The doctor laughed for what felt like 47 minutes, nearly fell out of his chair. Catching his breath, he glanced out the window at the non-stop drizzle (so apparently it rains a fair amount in the rainforest), glanced at his watch and said: "wait 40 seconds."
Sure enough in the next five days I would see literally over 200+ cases of Dengue. Luckily, few are hemorrhagic, and even those are much less dramatic than the textbooks and Discovery Health specials had led me to believe.

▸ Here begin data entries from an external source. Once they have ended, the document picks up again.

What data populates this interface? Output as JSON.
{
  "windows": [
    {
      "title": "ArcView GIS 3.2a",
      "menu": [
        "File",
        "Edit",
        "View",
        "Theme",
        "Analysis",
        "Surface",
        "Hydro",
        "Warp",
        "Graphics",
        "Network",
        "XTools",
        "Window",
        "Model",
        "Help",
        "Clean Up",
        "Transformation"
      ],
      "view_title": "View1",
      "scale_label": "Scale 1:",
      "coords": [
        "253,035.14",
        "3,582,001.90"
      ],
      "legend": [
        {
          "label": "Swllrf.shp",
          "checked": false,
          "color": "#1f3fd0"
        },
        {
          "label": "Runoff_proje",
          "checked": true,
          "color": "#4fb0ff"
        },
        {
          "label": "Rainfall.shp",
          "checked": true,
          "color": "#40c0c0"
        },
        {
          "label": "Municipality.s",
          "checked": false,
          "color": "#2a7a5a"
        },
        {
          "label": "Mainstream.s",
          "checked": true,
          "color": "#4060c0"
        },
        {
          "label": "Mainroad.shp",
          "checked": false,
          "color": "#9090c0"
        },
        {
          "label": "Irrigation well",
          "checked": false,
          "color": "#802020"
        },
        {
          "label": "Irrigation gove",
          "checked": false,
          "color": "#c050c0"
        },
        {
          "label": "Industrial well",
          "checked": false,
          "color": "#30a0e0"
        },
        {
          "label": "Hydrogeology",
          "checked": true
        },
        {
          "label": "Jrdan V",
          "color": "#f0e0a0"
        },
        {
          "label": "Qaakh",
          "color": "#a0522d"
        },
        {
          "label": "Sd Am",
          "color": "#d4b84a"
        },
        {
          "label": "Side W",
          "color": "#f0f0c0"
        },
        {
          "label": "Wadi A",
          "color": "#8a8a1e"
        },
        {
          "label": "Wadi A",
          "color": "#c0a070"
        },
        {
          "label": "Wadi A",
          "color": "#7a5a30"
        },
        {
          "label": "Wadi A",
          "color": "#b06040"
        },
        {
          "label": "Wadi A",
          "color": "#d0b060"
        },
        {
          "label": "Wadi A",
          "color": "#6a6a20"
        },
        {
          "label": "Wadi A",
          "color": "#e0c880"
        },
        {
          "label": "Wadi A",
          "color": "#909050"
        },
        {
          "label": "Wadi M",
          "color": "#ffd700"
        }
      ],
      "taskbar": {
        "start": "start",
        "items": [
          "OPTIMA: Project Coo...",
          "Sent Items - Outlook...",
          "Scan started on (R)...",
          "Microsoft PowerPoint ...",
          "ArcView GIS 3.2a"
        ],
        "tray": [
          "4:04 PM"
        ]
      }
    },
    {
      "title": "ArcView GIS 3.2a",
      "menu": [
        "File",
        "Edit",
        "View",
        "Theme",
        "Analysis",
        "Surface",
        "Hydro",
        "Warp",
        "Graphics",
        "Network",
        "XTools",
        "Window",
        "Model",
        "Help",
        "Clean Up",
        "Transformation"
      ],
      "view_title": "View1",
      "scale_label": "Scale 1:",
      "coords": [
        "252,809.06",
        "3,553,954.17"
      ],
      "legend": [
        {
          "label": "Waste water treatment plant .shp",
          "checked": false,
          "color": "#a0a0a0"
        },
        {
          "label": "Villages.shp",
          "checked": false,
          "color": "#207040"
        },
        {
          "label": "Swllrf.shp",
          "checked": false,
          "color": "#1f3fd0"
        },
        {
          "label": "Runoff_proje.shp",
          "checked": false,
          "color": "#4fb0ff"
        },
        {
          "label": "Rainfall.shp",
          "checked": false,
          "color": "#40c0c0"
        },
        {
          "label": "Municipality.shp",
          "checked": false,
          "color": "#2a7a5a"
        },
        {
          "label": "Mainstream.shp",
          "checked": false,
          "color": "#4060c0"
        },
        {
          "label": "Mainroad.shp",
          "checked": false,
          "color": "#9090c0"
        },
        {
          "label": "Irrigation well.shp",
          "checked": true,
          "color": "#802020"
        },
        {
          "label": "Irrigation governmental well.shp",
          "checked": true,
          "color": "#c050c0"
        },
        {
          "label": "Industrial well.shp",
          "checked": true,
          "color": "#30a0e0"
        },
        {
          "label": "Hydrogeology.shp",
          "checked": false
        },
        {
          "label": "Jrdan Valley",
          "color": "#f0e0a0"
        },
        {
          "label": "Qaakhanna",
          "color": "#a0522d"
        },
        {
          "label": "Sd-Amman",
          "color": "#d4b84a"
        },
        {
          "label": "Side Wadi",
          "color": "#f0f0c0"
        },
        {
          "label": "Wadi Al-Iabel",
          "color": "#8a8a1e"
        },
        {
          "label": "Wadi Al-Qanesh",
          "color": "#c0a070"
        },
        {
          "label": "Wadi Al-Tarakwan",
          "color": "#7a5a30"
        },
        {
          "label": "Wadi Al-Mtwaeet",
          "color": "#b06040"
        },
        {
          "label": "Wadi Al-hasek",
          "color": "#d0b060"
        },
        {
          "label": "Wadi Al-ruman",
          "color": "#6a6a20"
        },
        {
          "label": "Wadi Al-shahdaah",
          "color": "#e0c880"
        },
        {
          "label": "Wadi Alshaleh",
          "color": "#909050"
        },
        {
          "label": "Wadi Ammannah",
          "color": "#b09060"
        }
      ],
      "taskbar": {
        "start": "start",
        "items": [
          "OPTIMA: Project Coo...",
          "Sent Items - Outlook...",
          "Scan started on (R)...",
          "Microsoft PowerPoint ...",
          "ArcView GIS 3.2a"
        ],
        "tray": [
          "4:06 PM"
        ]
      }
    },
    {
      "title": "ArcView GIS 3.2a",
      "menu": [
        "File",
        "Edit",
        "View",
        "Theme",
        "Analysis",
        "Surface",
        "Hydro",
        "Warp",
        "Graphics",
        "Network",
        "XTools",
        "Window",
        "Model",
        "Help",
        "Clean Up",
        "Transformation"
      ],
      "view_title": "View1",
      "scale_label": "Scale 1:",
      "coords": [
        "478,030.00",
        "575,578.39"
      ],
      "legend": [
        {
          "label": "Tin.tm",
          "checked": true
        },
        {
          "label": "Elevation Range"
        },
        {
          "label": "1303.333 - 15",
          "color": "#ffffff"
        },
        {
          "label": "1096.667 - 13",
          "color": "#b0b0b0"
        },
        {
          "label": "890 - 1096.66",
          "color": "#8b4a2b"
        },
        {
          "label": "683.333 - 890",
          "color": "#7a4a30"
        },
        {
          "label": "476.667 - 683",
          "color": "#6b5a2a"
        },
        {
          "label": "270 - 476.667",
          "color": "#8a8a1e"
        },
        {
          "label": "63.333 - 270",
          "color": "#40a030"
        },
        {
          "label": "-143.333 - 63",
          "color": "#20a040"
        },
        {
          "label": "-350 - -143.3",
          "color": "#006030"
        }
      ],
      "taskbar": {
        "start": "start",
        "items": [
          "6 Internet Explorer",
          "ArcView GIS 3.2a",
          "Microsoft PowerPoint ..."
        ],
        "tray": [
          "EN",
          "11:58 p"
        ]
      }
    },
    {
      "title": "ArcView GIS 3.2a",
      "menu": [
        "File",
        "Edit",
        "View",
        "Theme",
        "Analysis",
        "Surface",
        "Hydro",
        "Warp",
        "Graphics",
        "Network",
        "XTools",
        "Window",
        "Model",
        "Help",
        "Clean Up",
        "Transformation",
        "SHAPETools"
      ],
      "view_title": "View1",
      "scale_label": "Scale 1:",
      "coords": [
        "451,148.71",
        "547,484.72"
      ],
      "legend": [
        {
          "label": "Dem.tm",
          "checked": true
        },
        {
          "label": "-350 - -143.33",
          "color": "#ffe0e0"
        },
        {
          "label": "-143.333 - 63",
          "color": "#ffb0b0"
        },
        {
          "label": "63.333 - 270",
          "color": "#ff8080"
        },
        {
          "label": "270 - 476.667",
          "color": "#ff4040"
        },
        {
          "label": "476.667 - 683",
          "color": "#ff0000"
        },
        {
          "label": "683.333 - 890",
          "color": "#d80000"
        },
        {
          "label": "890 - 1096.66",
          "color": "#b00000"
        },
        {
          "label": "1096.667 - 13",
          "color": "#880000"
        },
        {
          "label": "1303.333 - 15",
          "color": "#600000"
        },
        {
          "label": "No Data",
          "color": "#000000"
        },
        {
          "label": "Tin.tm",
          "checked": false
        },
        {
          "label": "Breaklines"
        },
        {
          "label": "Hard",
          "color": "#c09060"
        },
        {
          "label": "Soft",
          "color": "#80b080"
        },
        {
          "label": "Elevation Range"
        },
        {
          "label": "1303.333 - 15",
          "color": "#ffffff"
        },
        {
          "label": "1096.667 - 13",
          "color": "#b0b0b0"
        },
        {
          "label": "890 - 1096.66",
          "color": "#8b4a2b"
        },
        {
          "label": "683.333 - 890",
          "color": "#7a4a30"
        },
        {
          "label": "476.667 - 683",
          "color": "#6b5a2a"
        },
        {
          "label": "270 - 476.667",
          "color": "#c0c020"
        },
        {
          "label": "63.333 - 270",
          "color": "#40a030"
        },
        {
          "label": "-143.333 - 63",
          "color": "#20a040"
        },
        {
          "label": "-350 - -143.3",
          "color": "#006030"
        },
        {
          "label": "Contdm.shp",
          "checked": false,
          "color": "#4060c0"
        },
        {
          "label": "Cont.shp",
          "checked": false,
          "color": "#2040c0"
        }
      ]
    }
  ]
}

It's absolutely endless. I can spot them from a mile off now. The shuffle, the index finger and thumb squeezing the bridge of the nose, eyes covered with a towel or bandana. We do a brief workup: check the urine for blood, check hematocrit, listen the lungs, and take a blood smear for malaria. But most leave with just a painkiller and reassurance.
Many of the patients refuse a workup, simply marching into the triage area and announcing "I have Dengue again." We thank them for letting us know, tell them to take some tylenol, and off they go.